Adrienne Great review I love books about numbers and how everything has the same number of 'numbers' and how number patterns are repeated even when you don't think they would be.


Kathrynn Absolutely, Adrienne. The Golden Ratio and how its pattern is repeated in flowers, fruit (pineapple). Amazing.

This book recapped historical info on the Babylonians, Egyptians, Greek, Roman, Pythagorian (and the Brotherhood)...Aristotle, Einstein and many others.

It talked about how numbers were used for music (perfect fifth) and in art (zero). Very cool.

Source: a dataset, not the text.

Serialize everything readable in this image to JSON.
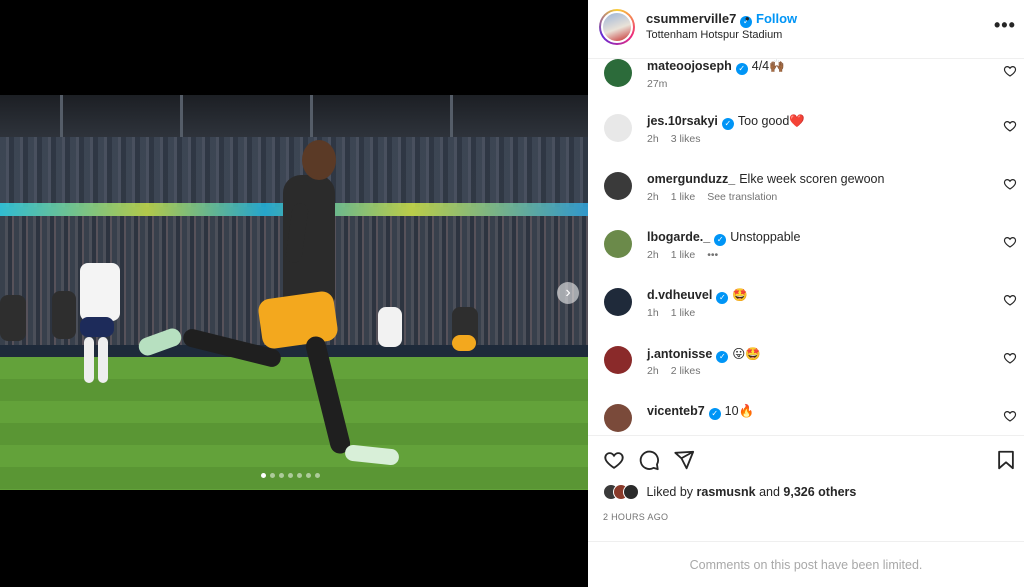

What surprised me the most in this book were the religious ramifications for daring to mention irrational numbers or zero as a number, not just a placeholder. It messed up so many set theories, people just didn't want to deal with zero. The Eqyptian's thought it was silly to have zero because they based their numbering on giving out food and no one came for zero food. I can see their point. :-)

You'd enjoy this book if you like numbers. :-)


message 3: by Joshua (new)

Joshua Ani I agree with you in that I did not know that the main reason why people didn’t accept the concept of zero and infinity was religion. I was also amazed at the reason why our calendar has no year zero. It has no zero because the two monks that made the calendar did not know about zero. It was also interesting to know that some cultures, like the Babylonians, had a calendar with a zero. We even start counting at one (unless, as the book says, “you’re a mathematician or a computer programmer” (Seife), although I wonder when mathematicians start counting at zero). I also learned about a period in time when the church did not accept the idea of infinity because of Aristotle’s proof of God (although later someone came up with a new proof incorporating infinity). I did like the last chapters until it started talking about the Big Bang. For one, it was a little funny when I read that black holes cause divisions by zero in various theories. This book is truly a great book overall and is one of the only two books I read so far with a chapter zero and the only book I read so far with a chapter infinity (This does NOT mean, however, that the book is infinitely long :) ).